In Moscow, which usually mobilizes the largest rallies, protesters plan to meet in the central Pushkin Square at 2:00 p.m. (1100 GMT) and then march toward the Kremlin.

On the eve of the rallies, Navalny, who is being held in Moscow’s high-security Matrosskaya Tishina jail, thanked his supporters.
“I know perfectly well that there are lots of good people outside of my prison’s walls and help will come,” he said on Friday.
Navalny’s wife Yulia said she would join the protest in Moscow. “For myself, for him, for our children, for the values and the ideals that we share,” she said on Instagram.
Ahead of the demonstrations several key Navalny aides were taken into police custody for violating protest laws and handed short jail sentences to keep them away from the rallies.
The Investigative Committee, which probes major crimes, said Friday it launched a criminal probe into the calls for unauthorized protests.
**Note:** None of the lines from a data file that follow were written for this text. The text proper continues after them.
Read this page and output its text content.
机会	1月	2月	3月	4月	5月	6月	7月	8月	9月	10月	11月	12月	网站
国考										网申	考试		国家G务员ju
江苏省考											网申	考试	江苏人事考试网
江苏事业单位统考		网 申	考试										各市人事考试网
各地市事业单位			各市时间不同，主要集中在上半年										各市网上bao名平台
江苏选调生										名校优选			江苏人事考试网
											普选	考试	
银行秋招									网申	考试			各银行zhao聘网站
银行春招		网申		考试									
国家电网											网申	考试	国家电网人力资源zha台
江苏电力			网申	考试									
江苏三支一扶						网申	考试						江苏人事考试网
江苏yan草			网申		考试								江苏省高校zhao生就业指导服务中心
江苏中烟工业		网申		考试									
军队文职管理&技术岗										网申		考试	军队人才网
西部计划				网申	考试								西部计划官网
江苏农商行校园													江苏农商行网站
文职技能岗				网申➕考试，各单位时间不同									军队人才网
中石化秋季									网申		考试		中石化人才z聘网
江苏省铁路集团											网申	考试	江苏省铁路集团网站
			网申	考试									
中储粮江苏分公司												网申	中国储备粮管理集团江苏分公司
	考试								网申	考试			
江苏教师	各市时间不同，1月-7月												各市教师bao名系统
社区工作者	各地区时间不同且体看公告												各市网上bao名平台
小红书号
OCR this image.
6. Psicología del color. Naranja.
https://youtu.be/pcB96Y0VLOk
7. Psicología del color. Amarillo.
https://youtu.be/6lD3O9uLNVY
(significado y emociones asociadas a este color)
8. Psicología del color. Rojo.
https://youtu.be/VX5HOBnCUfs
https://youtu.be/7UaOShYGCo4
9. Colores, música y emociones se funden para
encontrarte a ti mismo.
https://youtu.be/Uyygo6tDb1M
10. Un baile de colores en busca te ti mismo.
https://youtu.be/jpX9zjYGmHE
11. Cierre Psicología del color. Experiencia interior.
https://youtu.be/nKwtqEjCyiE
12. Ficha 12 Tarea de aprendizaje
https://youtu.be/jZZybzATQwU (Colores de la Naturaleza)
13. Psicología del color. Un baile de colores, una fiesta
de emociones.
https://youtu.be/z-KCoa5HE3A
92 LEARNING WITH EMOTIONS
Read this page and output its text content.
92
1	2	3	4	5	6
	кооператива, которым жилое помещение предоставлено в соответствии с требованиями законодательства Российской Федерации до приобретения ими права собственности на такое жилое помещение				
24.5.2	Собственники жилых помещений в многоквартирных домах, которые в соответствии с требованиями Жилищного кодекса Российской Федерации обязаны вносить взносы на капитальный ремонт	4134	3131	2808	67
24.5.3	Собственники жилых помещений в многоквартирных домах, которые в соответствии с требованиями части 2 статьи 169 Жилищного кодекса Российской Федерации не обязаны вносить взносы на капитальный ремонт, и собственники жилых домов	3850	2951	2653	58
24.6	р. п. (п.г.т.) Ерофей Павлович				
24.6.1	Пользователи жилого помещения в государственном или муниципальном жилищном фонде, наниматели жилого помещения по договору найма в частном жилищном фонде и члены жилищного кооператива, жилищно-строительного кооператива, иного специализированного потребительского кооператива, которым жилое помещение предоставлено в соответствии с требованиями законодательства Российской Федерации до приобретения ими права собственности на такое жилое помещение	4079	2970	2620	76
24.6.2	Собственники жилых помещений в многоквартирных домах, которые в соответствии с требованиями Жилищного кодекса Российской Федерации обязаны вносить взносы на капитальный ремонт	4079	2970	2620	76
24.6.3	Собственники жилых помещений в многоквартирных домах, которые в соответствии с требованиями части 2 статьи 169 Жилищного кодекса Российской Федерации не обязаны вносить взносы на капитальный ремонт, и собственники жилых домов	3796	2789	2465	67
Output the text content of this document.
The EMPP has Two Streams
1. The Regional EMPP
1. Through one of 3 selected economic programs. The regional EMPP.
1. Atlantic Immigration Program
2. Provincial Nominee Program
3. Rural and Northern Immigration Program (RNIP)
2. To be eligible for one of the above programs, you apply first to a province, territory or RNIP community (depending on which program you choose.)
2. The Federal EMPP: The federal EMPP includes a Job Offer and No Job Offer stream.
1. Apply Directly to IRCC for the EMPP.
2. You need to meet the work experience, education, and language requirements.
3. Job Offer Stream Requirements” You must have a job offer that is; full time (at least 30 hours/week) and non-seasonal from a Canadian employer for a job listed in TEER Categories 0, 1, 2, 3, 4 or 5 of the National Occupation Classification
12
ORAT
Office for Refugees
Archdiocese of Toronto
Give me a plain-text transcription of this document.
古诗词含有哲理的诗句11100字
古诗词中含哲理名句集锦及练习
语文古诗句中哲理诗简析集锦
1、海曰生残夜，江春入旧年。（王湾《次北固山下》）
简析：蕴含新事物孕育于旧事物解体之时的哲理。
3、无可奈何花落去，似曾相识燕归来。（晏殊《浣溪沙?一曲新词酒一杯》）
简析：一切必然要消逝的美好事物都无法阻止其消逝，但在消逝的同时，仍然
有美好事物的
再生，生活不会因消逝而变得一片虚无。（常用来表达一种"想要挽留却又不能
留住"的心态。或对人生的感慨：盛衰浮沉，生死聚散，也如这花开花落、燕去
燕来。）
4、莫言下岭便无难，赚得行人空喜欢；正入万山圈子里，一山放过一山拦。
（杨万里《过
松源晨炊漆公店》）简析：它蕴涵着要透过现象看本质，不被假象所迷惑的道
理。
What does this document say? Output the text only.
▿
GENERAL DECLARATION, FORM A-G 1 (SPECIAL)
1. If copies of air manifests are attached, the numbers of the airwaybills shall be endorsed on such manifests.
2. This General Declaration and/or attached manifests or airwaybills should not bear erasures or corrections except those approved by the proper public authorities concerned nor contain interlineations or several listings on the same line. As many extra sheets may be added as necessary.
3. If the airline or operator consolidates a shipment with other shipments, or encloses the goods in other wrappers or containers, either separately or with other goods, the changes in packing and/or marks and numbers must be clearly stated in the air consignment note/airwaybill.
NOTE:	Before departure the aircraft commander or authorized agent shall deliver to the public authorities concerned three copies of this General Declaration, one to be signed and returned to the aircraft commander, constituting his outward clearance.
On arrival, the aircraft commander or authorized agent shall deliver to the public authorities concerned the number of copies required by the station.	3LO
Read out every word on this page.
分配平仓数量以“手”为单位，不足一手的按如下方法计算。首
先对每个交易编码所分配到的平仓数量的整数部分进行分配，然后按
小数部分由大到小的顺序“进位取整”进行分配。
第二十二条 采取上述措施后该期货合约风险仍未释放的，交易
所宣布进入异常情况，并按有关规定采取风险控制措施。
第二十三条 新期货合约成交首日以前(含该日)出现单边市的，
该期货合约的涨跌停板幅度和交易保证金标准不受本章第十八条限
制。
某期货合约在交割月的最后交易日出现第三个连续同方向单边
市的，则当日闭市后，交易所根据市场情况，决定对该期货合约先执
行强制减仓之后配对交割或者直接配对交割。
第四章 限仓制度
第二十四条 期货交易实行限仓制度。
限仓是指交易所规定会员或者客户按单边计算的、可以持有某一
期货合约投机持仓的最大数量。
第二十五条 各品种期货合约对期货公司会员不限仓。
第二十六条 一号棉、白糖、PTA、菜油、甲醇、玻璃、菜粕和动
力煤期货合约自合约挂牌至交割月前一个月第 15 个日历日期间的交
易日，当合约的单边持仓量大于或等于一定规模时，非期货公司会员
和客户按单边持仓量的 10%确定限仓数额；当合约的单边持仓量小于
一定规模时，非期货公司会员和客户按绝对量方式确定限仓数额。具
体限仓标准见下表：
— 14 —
A hastily organized court on Monday jailed Navalny for 30 days, and his supporters fear that authorities are preparing to sentence him to a long prison term to silence him.
Navalny’s team this week released an investigation into an opulent Black Sea property allegedly owned by Putin.
The “Putin’s palace” report alleges the Russian leader owns a 17,691 square meter mansion that sits on a property 39 times the size of Monaco and features a casino along with a theater and a hookah lounge complete with a pole-dancing stage.
The two-hour video report had been viewed more than 65 million times since Tuesday, becoming the Kremlin critic’s most-watched YouTube investigation.
The Kremlin has denied the property belongs to Putin.
Many Russians took to social media — including video sharing app TikTok hugely popular with teens — to voice support and urge a large turnout on Saturday.
A hashtag demanding freedom for Navalny was trending on TikTok as Russians flooded the Chinese app with thousands of videos.
Russia’s media watchdog warned online platforms against encouraging minors to participate in the rallies or risk hefty fines.
The watchdog said on Friday that media platforms, including TikTok, YouTube and Instagram, removed content at its request.
Russia’s most popular social network VKontakte blocked groups created to coordinate the protests in different cities.
But a number of public figures — including those who usually steer clear of politics — have spoken out in Navalny’s support.
Navalny, 44, rose to prominence a decade ago and has become the central figure of Russia’s opposition movement, leading large-scale street protests against corruption and electoral fraud.
His arrest drew widespread Western condemnation, with the United States, the European Union, France and Canada all calling for his release.